In this way, outcomes 1) to 3) were studied as outcomes occurring on their own („single complaints“), whereas outcomes 4) to 7) were studied as outcomes occurring in combination („combined complaints“). The operational definitions were made arbitrarily in the lack of established definition of a post-covid or long-covid symptom or complaint, however they were in large extent in accordance with the recently agreed on WHO-definition for the post-covid condition (9).
Medical recording to the National registries is mandated by law in Norway, ensuring no missing outcome data in our study. Norwegian health register data have been demonstrated to have high validity and reliability in a small comparative study of medical journal notes and medical records (12), i.e. they may be used for studying patterns of health care use and complaints leading to health care use. Because seeking healthcare was a requirement for our definitions, we allowed for up to two months to pass for the definitions to overlap as described above.
First, at baseline, 2, 4 and 6 months we studied the prevalence of the typical post-covid complaints, according to the seven operational definitions above, in the group testing positive for SARS-CoV-2, in the group testing negative and in the untested group. To take into account the dependence of the data at each time point for each person, we determined the groupwise point prevalence and its 95% confidence intervals (CI) of each outcome at each time points from a logistic regression model with robust standard errors (clustered on patient). Second, to compare the prevalence of the complaints at baseline and the follow-ups (2, 4 and 6 months) between the exposure groups, we used a logistic regression model. In the model, the group (testing positive vs negative and testing positive vs untested), the time points (0, 2, 4 and 6 months), and their interaction were included as fixed effects, while the patient was included as a random effect. All regression analyses were adjusted for age, sex, education level (in four categories: no education, primary school, upper secondary school or college/university), country of birth (Norway vs abroad), the number of comorbidities (0, 1 or 2 or more, as based on risk conditions for severe COVID-19 defined by an expert panel in ethics and prioritisation, with data identified in data from the Norwegian Patient Register) (13), the number of vaccine doses (0, 1 or 2 or more) and calendar month with year as potential confounders. A separate model was fitted for each outcome.
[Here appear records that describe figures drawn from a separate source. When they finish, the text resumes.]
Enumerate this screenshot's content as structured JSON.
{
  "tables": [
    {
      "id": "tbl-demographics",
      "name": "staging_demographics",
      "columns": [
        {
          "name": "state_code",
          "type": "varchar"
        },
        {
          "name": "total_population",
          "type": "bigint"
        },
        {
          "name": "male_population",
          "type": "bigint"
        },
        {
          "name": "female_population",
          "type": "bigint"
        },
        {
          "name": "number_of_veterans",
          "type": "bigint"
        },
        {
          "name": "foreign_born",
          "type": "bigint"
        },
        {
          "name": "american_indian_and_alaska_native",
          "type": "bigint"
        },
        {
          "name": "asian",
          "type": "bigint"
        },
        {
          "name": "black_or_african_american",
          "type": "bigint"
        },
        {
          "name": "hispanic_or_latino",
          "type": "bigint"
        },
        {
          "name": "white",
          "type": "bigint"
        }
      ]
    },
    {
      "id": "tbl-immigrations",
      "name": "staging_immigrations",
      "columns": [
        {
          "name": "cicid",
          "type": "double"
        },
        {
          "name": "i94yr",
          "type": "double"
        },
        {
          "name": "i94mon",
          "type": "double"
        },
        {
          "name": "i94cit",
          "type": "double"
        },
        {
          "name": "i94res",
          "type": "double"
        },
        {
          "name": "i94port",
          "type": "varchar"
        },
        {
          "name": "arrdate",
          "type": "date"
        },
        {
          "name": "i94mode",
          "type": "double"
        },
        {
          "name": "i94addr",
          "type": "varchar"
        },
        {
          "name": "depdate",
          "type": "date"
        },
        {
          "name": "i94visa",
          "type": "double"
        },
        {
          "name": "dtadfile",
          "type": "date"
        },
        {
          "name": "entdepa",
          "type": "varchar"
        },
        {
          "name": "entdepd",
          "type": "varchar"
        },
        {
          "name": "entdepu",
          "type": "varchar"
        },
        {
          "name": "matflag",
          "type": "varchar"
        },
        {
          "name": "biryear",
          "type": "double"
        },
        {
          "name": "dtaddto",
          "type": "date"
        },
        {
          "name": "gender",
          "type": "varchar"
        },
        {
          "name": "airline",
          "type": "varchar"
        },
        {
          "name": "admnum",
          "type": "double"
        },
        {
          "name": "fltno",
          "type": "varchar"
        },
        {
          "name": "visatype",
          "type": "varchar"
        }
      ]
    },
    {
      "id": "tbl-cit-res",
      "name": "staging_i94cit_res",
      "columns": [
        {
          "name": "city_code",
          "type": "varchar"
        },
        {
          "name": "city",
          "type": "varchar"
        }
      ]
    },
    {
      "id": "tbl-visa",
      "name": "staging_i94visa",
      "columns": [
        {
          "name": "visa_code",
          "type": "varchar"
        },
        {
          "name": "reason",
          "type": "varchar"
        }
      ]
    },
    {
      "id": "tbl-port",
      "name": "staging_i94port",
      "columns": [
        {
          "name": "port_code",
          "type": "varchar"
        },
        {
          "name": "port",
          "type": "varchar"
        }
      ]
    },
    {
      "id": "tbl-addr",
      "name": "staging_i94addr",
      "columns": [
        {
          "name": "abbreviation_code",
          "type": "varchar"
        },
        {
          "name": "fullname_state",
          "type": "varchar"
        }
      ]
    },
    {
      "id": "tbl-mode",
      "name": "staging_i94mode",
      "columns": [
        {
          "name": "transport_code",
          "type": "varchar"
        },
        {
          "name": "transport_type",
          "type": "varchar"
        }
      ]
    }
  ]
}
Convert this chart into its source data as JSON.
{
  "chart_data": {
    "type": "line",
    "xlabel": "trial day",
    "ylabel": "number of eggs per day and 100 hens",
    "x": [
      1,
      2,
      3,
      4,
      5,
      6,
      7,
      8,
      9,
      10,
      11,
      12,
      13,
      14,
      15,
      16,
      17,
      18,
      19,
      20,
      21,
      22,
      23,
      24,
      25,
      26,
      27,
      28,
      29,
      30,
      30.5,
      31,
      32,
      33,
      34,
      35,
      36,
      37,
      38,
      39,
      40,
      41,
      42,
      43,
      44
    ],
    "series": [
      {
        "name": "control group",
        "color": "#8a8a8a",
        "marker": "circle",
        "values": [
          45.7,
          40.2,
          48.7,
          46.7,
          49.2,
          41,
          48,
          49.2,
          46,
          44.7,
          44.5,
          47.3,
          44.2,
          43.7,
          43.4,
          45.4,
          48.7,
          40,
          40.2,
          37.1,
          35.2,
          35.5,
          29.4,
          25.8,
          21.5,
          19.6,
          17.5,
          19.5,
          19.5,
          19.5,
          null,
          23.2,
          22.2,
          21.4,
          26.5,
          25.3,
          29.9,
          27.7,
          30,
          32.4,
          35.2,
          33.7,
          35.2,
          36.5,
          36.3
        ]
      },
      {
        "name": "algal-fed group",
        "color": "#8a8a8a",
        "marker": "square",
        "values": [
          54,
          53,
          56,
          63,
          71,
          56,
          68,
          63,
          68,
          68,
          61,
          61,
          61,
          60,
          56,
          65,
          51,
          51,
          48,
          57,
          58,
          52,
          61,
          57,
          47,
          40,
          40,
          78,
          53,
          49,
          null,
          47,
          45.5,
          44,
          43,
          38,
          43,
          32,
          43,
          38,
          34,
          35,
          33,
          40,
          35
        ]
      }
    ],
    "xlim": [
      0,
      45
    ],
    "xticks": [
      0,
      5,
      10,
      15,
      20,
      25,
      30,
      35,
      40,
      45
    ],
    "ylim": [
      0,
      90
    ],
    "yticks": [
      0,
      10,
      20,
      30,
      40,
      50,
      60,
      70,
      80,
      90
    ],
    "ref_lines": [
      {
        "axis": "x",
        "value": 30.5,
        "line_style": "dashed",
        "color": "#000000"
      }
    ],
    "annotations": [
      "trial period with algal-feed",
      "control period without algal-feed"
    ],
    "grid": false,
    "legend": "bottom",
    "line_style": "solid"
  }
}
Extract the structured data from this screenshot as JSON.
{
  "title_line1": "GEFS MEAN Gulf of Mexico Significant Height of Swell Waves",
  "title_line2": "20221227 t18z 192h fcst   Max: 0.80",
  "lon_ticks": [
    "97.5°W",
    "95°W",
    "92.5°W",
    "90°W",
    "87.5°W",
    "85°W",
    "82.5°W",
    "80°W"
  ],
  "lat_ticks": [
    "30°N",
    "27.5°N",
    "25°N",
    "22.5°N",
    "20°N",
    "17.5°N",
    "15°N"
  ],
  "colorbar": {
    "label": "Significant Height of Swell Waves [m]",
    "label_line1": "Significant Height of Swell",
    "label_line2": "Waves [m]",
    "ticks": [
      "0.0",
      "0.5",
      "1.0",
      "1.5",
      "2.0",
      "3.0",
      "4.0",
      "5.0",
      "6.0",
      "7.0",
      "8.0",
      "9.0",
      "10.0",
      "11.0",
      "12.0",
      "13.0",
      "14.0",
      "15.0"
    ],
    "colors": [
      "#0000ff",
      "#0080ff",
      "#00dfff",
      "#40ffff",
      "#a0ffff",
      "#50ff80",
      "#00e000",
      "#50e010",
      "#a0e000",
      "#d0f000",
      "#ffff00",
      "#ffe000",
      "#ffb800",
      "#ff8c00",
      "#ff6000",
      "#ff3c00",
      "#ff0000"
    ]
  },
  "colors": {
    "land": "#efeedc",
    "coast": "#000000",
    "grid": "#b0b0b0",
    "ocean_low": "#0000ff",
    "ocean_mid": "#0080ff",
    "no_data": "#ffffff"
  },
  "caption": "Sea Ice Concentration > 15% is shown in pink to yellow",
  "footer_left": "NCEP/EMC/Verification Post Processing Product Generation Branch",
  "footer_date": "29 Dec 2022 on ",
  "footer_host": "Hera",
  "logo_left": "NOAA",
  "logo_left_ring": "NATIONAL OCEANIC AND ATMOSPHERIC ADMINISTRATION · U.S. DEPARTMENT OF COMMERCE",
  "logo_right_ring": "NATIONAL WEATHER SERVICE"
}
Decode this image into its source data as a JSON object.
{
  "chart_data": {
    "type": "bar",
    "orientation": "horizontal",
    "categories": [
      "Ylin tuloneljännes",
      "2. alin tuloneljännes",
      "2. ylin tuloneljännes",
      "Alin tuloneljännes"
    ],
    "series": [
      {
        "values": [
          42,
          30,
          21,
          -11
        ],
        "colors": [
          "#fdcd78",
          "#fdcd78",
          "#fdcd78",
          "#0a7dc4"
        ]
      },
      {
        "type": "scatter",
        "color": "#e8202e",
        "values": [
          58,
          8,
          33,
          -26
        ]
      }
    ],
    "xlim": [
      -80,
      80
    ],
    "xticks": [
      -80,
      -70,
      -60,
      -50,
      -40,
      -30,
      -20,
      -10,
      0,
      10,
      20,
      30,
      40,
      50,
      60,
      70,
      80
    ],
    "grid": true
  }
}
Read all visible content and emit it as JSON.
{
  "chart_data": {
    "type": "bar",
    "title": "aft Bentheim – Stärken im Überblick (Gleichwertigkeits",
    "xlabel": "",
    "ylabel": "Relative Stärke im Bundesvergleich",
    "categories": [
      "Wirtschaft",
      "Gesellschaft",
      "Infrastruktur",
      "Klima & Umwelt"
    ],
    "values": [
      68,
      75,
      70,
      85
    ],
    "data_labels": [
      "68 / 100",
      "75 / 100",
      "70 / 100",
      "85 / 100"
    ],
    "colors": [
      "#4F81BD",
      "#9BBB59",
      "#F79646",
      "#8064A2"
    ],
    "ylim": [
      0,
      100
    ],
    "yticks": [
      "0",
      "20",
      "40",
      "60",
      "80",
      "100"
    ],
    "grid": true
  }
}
Further, to assess whether the estimated group differences could be affected by previous history of any of the definitions, we repeated the analyses with adjustment for medical records from general practitioner and/or the emergency ward that were indicative of pulmonary, neurological and/or general complaints during 2017-19, using diagnostic codes as described above (0 (absent) vs 1 (present) for the complaint in question).
To further illustrate the changes in prevalence and overlap of the outcome definitions over time in the two exposure groups, we used proportional Venn-diagrams. All analyses were performed in Stata MP v. 17.